Describe how your studies continued once you entered college.

I went to college at the University of Rhode Island and studied aquaculture for both my bachelors and masters degrees. I actually stepped away from shellfish until my graduate career.  At that point, I started working with oysters and realized again just how much I loved working with shellfish. I wasn’t sure I was going to work with scallops again, but when I was hired by Roger Williams University in its diagnostics lab and got re-oriented and remembered how much I had enjoyed working with them previously.

How do you work with shellfish now?

Right now, I work in the Aquatic Diagnostic Lab (ADL), adjacent to the Luther H.  Blount Shellfish Hatchery (part of Roger Williams University). It is the only aquatic diagnostic lab and shellfish hatchery in the state of Rhode Island. The ADL is connected to the hatchery— so we cross-pollinate. The hatchery produces scallops every year for an effort called Save the Bay, referring to Narragansett Bay. The shellfish grown are released into various spawning sanctuaries. So every year broodstock are conditioned and induced to spawn after they are fed the algae they need to grow gonads, and then we watch the larvae develop into juveniles, also known as spat scallops.

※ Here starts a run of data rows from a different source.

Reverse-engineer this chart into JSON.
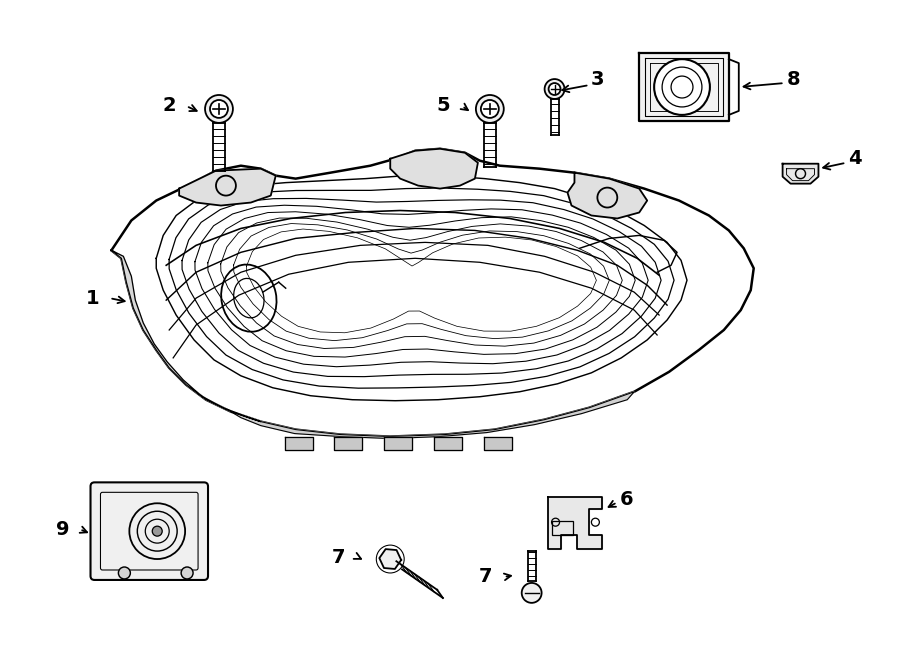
{
  "background_color": "#ffffff",
  "line_color": "#000000",
  "line_width": 1.3,
  "fig_width": 9.0,
  "fig_height": 6.62
}
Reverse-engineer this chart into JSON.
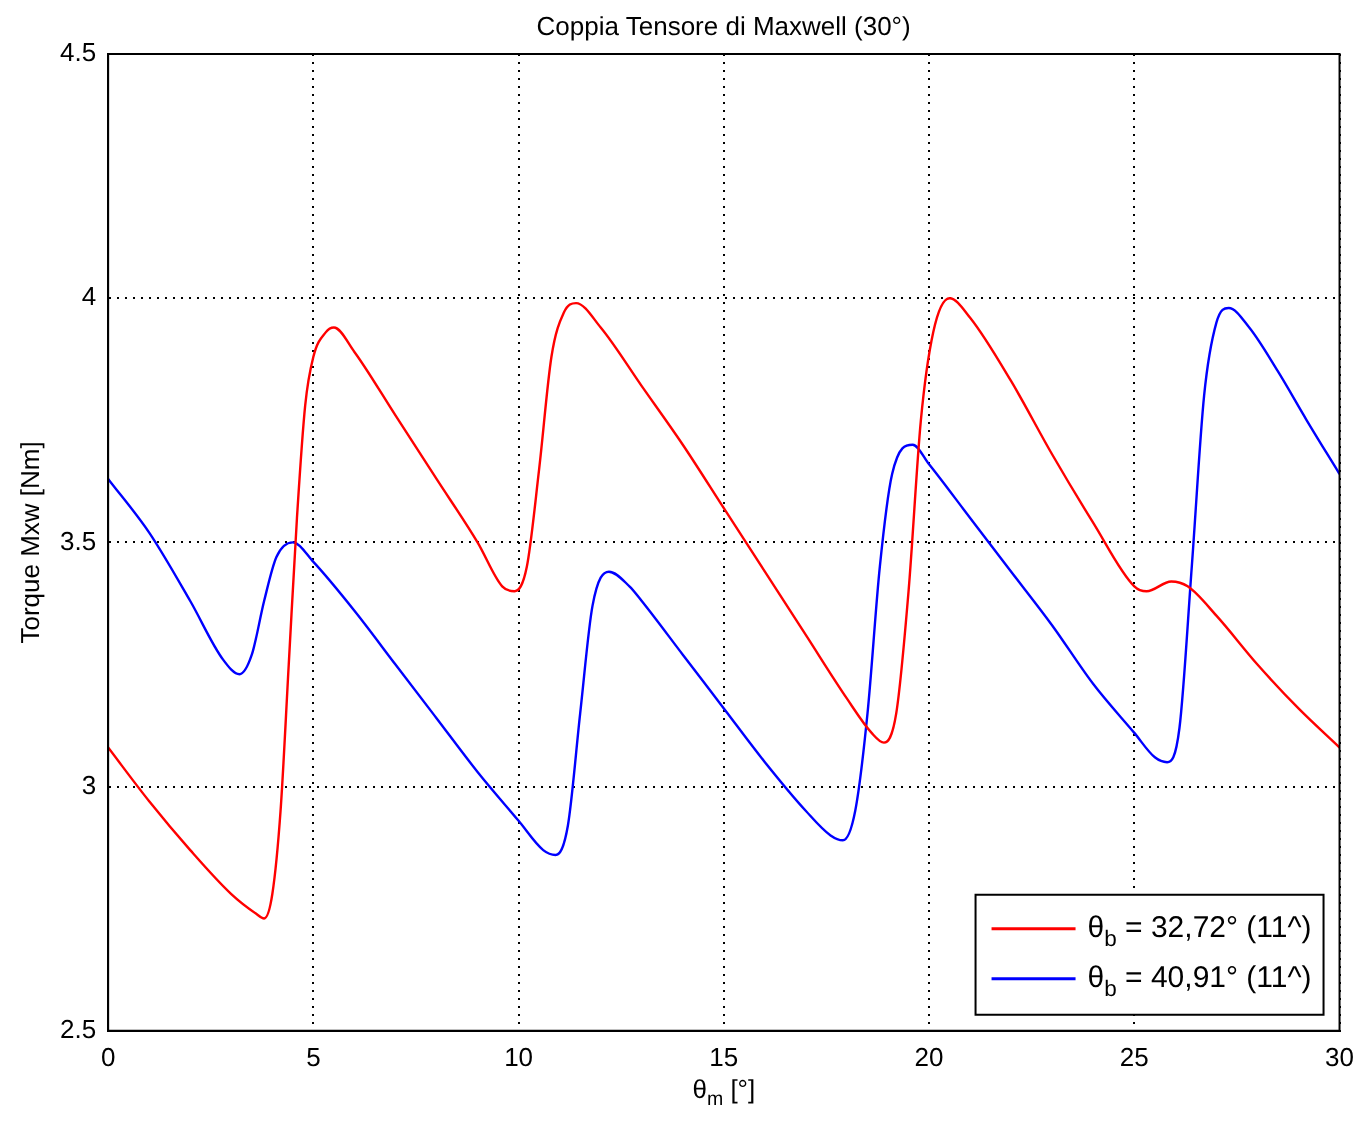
{
  "chart_data": {
    "type": "line",
    "title": "Coppia Tensore di Maxwell (30°)",
    "xlabel": "θ$_{m}$ [°]",
    "ylabel": "Torque Mxw [Nm]",
    "xlim": [
      0,
      30
    ],
    "xticks": [
      0,
      5,
      10,
      15,
      20,
      25,
      30
    ],
    "ylim": [
      2.5,
      4.5
    ],
    "yticks": [
      2.5,
      3,
      3.5,
      4,
      4.5
    ],
    "grid": true,
    "legend": "bottom right",
    "marker": "none",
    "line_style": "solid",
    "series": [
      {
        "name": "θ$_{b}$ = 32,72° (11^)",
        "color": "#ff0000",
        "x": [
          0,
          1,
          2,
          3,
          3.6,
          3.8,
          4.0,
          4.2,
          4.4,
          4.6,
          4.8,
          5.0,
          5.3,
          5.5,
          6,
          7,
          8,
          9,
          9.6,
          9.9,
          10.2,
          10.5,
          10.8,
          11.1,
          11.4,
          12,
          13,
          14,
          15,
          16,
          17,
          18,
          18.6,
          18.9,
          19.2,
          19.5,
          19.8,
          20.1,
          20.5,
          21,
          22,
          23,
          24,
          25,
          25.3,
          25.9,
          26.3,
          27,
          28,
          29,
          30
        ],
        "values": [
          3.08,
          2.97,
          2.87,
          2.78,
          2.74,
          2.73,
          2.78,
          2.95,
          3.25,
          3.55,
          3.78,
          3.88,
          3.93,
          3.94,
          3.89,
          3.76,
          3.63,
          3.5,
          3.41,
          3.4,
          3.45,
          3.65,
          3.88,
          3.97,
          3.99,
          3.94,
          3.82,
          3.7,
          3.57,
          3.44,
          3.31,
          3.18,
          3.11,
          3.09,
          3.15,
          3.4,
          3.75,
          3.93,
          4.0,
          3.96,
          3.83,
          3.68,
          3.54,
          3.41,
          3.4,
          3.42,
          3.41,
          3.35,
          3.25,
          3.16,
          3.08
        ]
      },
      {
        "name": "θ$_{b}$ = 40,91° (11^)",
        "color": "#0000ff",
        "x": [
          0,
          1,
          2,
          2.8,
          3.2,
          3.5,
          3.8,
          4.1,
          4.5,
          5,
          6,
          7,
          8,
          9,
          10,
          10.6,
          10.9,
          11.2,
          11.5,
          11.8,
          12.2,
          12.7,
          13,
          14,
          15,
          16,
          17,
          17.6,
          17.9,
          18.2,
          18.5,
          18.8,
          19.1,
          19.6,
          20,
          21,
          22,
          23,
          24,
          25,
          25.5,
          25.8,
          26.1,
          26.4,
          26.7,
          27,
          27.3,
          27.8,
          28.5,
          29.2,
          30
        ],
        "values": [
          3.63,
          3.52,
          3.38,
          3.26,
          3.23,
          3.27,
          3.38,
          3.47,
          3.5,
          3.46,
          3.36,
          3.25,
          3.14,
          3.03,
          2.93,
          2.87,
          2.86,
          2.92,
          3.15,
          3.37,
          3.44,
          3.41,
          3.38,
          3.27,
          3.16,
          3.05,
          2.95,
          2.9,
          2.89,
          2.95,
          3.15,
          3.45,
          3.64,
          3.7,
          3.66,
          3.55,
          3.44,
          3.33,
          3.21,
          3.11,
          3.06,
          3.05,
          3.12,
          3.45,
          3.8,
          3.95,
          3.98,
          3.94,
          3.85,
          3.75,
          3.64
        ]
      }
    ]
  }
}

Additionally, we conduct finfish and shellfish disease work – which is important, because we can help other aquaculture farmers from across the northern east coast assess the status of disease in their stocks.  (Most of the shellfish diseases we study don’t harm humans.)

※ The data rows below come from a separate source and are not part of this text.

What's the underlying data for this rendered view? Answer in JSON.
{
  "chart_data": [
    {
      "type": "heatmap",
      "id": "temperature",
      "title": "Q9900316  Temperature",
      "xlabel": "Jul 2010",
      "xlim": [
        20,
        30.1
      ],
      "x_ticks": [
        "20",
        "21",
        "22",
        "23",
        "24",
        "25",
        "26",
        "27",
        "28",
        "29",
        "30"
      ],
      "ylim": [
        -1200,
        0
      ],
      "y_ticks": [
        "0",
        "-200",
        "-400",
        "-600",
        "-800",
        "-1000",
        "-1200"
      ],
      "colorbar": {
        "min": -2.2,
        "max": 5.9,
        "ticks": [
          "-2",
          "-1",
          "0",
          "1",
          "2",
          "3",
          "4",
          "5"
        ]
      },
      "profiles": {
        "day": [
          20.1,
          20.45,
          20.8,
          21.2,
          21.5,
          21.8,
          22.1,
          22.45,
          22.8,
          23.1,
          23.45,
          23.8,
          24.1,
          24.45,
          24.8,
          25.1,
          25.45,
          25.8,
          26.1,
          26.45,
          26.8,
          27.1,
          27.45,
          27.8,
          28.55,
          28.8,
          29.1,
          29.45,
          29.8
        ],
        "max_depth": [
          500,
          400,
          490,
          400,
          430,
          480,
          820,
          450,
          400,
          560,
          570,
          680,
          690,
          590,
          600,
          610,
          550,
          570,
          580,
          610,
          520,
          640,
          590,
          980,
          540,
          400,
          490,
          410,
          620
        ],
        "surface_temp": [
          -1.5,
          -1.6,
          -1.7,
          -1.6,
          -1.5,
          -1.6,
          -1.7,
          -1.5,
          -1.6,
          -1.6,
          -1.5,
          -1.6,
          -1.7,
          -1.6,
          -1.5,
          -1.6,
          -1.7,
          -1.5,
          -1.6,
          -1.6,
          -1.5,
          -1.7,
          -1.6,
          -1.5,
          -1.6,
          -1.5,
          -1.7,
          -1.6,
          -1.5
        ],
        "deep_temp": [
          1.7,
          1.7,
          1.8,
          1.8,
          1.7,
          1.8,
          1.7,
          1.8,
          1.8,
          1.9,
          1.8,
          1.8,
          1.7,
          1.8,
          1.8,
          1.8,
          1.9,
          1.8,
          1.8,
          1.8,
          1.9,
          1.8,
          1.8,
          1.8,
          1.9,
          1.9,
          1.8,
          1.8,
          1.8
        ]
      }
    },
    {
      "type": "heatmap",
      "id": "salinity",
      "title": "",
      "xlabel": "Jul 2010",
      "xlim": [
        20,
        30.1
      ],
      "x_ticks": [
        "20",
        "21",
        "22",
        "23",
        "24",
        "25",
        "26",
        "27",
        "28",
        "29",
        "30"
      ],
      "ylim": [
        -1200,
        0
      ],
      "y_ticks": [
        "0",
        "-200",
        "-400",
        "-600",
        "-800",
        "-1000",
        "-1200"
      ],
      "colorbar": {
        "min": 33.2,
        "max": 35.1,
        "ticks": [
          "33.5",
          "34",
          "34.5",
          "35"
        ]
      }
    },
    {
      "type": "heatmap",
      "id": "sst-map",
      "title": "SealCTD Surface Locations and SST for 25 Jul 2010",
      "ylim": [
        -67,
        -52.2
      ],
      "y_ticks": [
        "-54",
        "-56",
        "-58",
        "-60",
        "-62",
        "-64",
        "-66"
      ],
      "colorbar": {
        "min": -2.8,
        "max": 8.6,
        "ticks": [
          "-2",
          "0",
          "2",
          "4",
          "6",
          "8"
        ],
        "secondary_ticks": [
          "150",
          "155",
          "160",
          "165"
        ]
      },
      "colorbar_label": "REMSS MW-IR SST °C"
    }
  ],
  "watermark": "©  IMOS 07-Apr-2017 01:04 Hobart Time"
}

What should the general public know about why shellfish – and your research of them – are important?

Shellfish are filter feeders; they constantly filter the water in which they live. In my movie for Nikon Small World in Motion, in fact, if you look closely, you’ll see the particles being directed into the animal, which includes food, algae, debris in the water, and more. Shellfish eat anything in the water, even if it’s not food – and by doing so they clean it. So when we release shellfish back into the water, we do it not only try to bring the population back—but we can also improve the quality of a body of water, fixing problems like excessive nutrients, too much algae and more. In fact, sometimes, we produce them specifically for this purpose. So if you love the water, shellfish are what keeps it healthy. They’re a natural protector of the environment!